Pria sepuh itu tersenyum hangat kemudian mengangguk, "Iya, benar, Nak. Kalau boleh tahu, kamu punya kepentingan apa dengan mereka?"
"Saya harus bertemu dengan mereka karena ada urusan bisnis, Pak."
"Apa kamu dan beliau sudah membuat janji?" Bapak itu menghentikan kegiatannya, memandang Winarya.
"Sudah." Winarya mengangguk kukuh,
"Beliau sudah menghubungi saya melalu pesan singkat semalam, Pak. Makanya saya berani kemari."
"Ya sudah kalau begitu, kamu bisa ikut saya," titah si Bapak.
Mereka lantas berjalan menuju pos keamanan.
Bapak petugas mengambil anak kunci dari dalam pos, kemudian berjalan menuju pagar perumahan.
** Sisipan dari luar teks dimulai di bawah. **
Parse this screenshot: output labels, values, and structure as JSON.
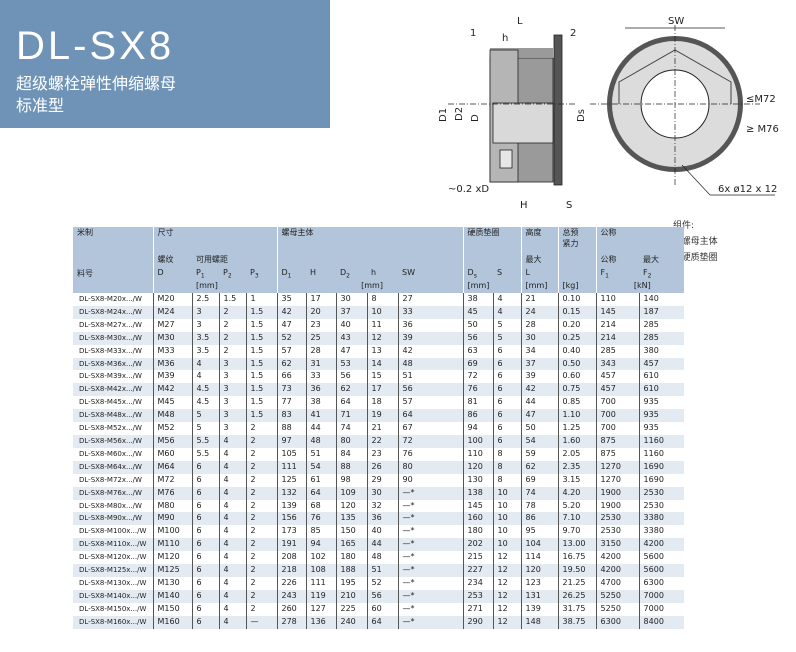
{
  "header": {
    "title": "DL-SX8",
    "subtitle_line1": "超级螺栓弹性伸缩螺母",
    "subtitle_line2": "标准型"
  },
  "diagram": {
    "labels": {
      "L": "L",
      "h": "h",
      "part1": "1",
      "part2": "2",
      "D1": "D1",
      "D2": "D2",
      "D": "D",
      "Ds": "Ds",
      "chamfer": "~0.2 xD",
      "H": "H",
      "S": "S",
      "SW": "SW",
      "le_m72": "≤M72",
      "ge_m76": "≥ M76",
      "holes": "6x  ø12 x 12"
    }
  },
  "components": {
    "title": "组件:",
    "items": [
      "1 螺母主体",
      "2 硬质垫圈"
    ]
  },
  "table": {
    "groups": {
      "metric": "米制",
      "size": "尺寸",
      "body": "螺母主体",
      "washer": "硬质垫圈",
      "height": "高度",
      "preload": "总预",
      "preload2": "紧力",
      "nominal": "公称"
    },
    "sub": {
      "thread": "螺纹",
      "pitch": "可用螺距",
      "max": "最大",
      "nominal": "公称",
      "max2": "最大"
    },
    "cols": {
      "part": "料号",
      "D": "D",
      "P1": "P",
      "P2": "P",
      "P3": "P",
      "D1": "D",
      "H": "H",
      "D2": "D",
      "h": "h",
      "SW": "SW",
      "Ds": "D",
      "S": "S",
      "L": "L",
      "F1": "F",
      "F2": "F"
    },
    "units": {
      "mm1": "[mm]",
      "mm2": "[mm]",
      "mm3": "[mm]",
      "mm4": "[mm]",
      "kg": "[kg]",
      "kN": "[kN]"
    },
    "rows": [
      [
        "DL-SX8-M20x.../W",
        "M20",
        "2.5",
        "1.5",
        "1",
        "35",
        "17",
        "30",
        "8",
        "27",
        "38",
        "4",
        "21",
        "0.10",
        "110",
        "140"
      ],
      [
        "DL-SX8-M24x.../W",
        "M24",
        "3",
        "2",
        "1.5",
        "42",
        "20",
        "37",
        "10",
        "33",
        "45",
        "4",
        "24",
        "0.15",
        "145",
        "187"
      ],
      [
        "DL-SX8-M27x.../W",
        "M27",
        "3",
        "2",
        "1.5",
        "47",
        "23",
        "40",
        "11",
        "36",
        "50",
        "5",
        "28",
        "0.20",
        "214",
        "285"
      ],
      [
        "DL-SX8-M30x.../W",
        "M30",
        "3.5",
        "2",
        "1.5",
        "52",
        "25",
        "43",
        "12",
        "39",
        "56",
        "5",
        "30",
        "0.25",
        "214",
        "285"
      ],
      [
        "DL-SX8-M33x.../W",
        "M33",
        "3.5",
        "2",
        "1.5",
        "57",
        "28",
        "47",
        "13",
        "42",
        "63",
        "6",
        "34",
        "0.40",
        "285",
        "380"
      ],
      [
        "DL-SX8-M36x.../W",
        "M36",
        "4",
        "3",
        "1.5",
        "62",
        "31",
        "53",
        "14",
        "48",
        "69",
        "6",
        "37",
        "0.50",
        "343",
        "457"
      ],
      [
        "DL-SX8-M39x.../W",
        "M39",
        "4",
        "3",
        "1.5",
        "66",
        "33",
        "56",
        "15",
        "51",
        "72",
        "6",
        "39",
        "0.60",
        "457",
        "610"
      ],
      [
        "DL-SX8-M42x.../W",
        "M42",
        "4.5",
        "3",
        "1.5",
        "73",
        "36",
        "62",
        "17",
        "56",
        "76",
        "6",
        "42",
        "0.75",
        "457",
        "610"
      ],
      [
        "DL-SX8-M45x.../W",
        "M45",
        "4.5",
        "3",
        "1.5",
        "77",
        "38",
        "64",
        "18",
        "57",
        "81",
        "6",
        "44",
        "0.85",
        "700",
        "935"
      ],
      [
        "DL-SX8-M48x.../W",
        "M48",
        "5",
        "3",
        "1.5",
        "83",
        "41",
        "71",
        "19",
        "64",
        "86",
        "6",
        "47",
        "1.10",
        "700",
        "935"
      ],
      [
        "DL-SX8-M52x.../W",
        "M52",
        "5",
        "3",
        "2",
        "88",
        "44",
        "74",
        "21",
        "67",
        "94",
        "6",
        "50",
        "1.25",
        "700",
        "935"
      ],
      [
        "DL-SX8-M56x.../W",
        "M56",
        "5.5",
        "4",
        "2",
        "97",
        "48",
        "80",
        "22",
        "72",
        "100",
        "6",
        "54",
        "1.60",
        "875",
        "1160"
      ],
      [
        "DL-SX8-M60x.../W",
        "M60",
        "5.5",
        "4",
        "2",
        "105",
        "51",
        "84",
        "23",
        "76",
        "110",
        "8",
        "59",
        "2.05",
        "875",
        "1160"
      ],
      [
        "DL-SX8-M64x.../W",
        "M64",
        "6",
        "4",
        "2",
        "111",
        "54",
        "88",
        "26",
        "80",
        "120",
        "8",
        "62",
        "2.35",
        "1270",
        "1690"
      ],
      [
        "DL-SX8-M72x.../W",
        "M72",
        "6",
        "4",
        "2",
        "125",
        "61",
        "98",
        "29",
        "90",
        "130",
        "8",
        "69",
        "3.15",
        "1270",
        "1690"
      ],
      [
        "DL-SX8-M76x.../W",
        "M76",
        "6",
        "4",
        "2",
        "132",
        "64",
        "109",
        "30",
        "—*",
        "138",
        "10",
        "74",
        "4.20",
        "1900",
        "2530"
      ],
      [
        "DL-SX8-M80x.../W",
        "M80",
        "6",
        "4",
        "2",
        "139",
        "68",
        "120",
        "32",
        "—*",
        "145",
        "10",
        "78",
        "5.20",
        "1900",
        "2530"
      ],
      [
        "DL-SX8-M90x.../W",
        "M90",
        "6",
        "4",
        "2",
        "156",
        "76",
        "135",
        "36",
        "—*",
        "160",
        "10",
        "86",
        "7.10",
        "2530",
        "3380"
      ],
      [
        "DL-SX8-M100x.../W",
        "M100",
        "6",
        "4",
        "2",
        "173",
        "85",
        "150",
        "40",
        "—*",
        "180",
        "10",
        "95",
        "9.70",
        "2530",
        "3380"
      ],
      [
        "DL-SX8-M110x.../W",
        "M110",
        "6",
        "4",
        "2",
        "191",
        "94",
        "165",
        "44",
        "—*",
        "202",
        "10",
        "104",
        "13.00",
        "3150",
        "4200"
      ],
      [
        "DL-SX8-M120x.../W",
        "M120",
        "6",
        "4",
        "2",
        "208",
        "102",
        "180",
        "48",
        "—*",
        "215",
        "12",
        "114",
        "16.75",
        "4200",
        "5600"
      ],
      [
        "DL-SX8-M125x.../W",
        "M125",
        "6",
        "4",
        "2",
        "218",
        "108",
        "188",
        "51",
        "—*",
        "227",
        "12",
        "120",
        "19.50",
        "4200",
        "5600"
      ],
      [
        "DL-SX8-M130x.../W",
        "M130",
        "6",
        "4",
        "2",
        "226",
        "111",
        "195",
        "52",
        "—*",
        "234",
        "12",
        "123",
        "21.25",
        "4700",
        "6300"
      ],
      [
        "DL-SX8-M140x.../W",
        "M140",
        "6",
        "4",
        "2",
        "243",
        "119",
        "210",
        "56",
        "—*",
        "253",
        "12",
        "131",
        "26.25",
        "5250",
        "7000"
      ],
      [
        "DL-SX8-M150x.../W",
        "M150",
        "6",
        "4",
        "2",
        "260",
        "127",
        "225",
        "60",
        "—*",
        "271",
        "12",
        "139",
        "31.75",
        "5250",
        "7000"
      ],
      [
        "DL-SX8-M160x.../W",
        "M160",
        "6",
        "4",
        "—",
        "278",
        "136",
        "240",
        "64",
        "—*",
        "290",
        "12",
        "148",
        "38.75",
        "6300",
        "8400"
      ]
    ]
  },
  "colors": {
    "title_bg": "#6f93b6",
    "header_bg": "#b3c5da",
    "row_alt": "#e4eaf2"
  }
}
Dibukanya gerbang kokoh itu dengan sepasang tangan rentanya.
Kasihan, seharusnya di umur yang sudah tidak muda lagi Bapak ini beristirahat menikmati masa tuanya.
Terbesit perasaan iba di hati Winarya tatkala menyaksikan si Bapak masih bekerja dengan giat serta penuh semangat.
"Silakan masuk. Rumah Pak Antonio terletak di blok C, Nak. Nanti kamu bisa tanya ke penghuni lain kalau kesulitan menemukan rumahnya," ucap si Bapak setelah gerbang di hadapannya terbuka lebar.
Winarya mengangguk takzim,
"Baik, Pak. Terima kasih banyak kalau begitu,"
Winarya kembali mengenakan helmnya, menyalakan mesin motornya setelah berpamitan dengan si Bapak.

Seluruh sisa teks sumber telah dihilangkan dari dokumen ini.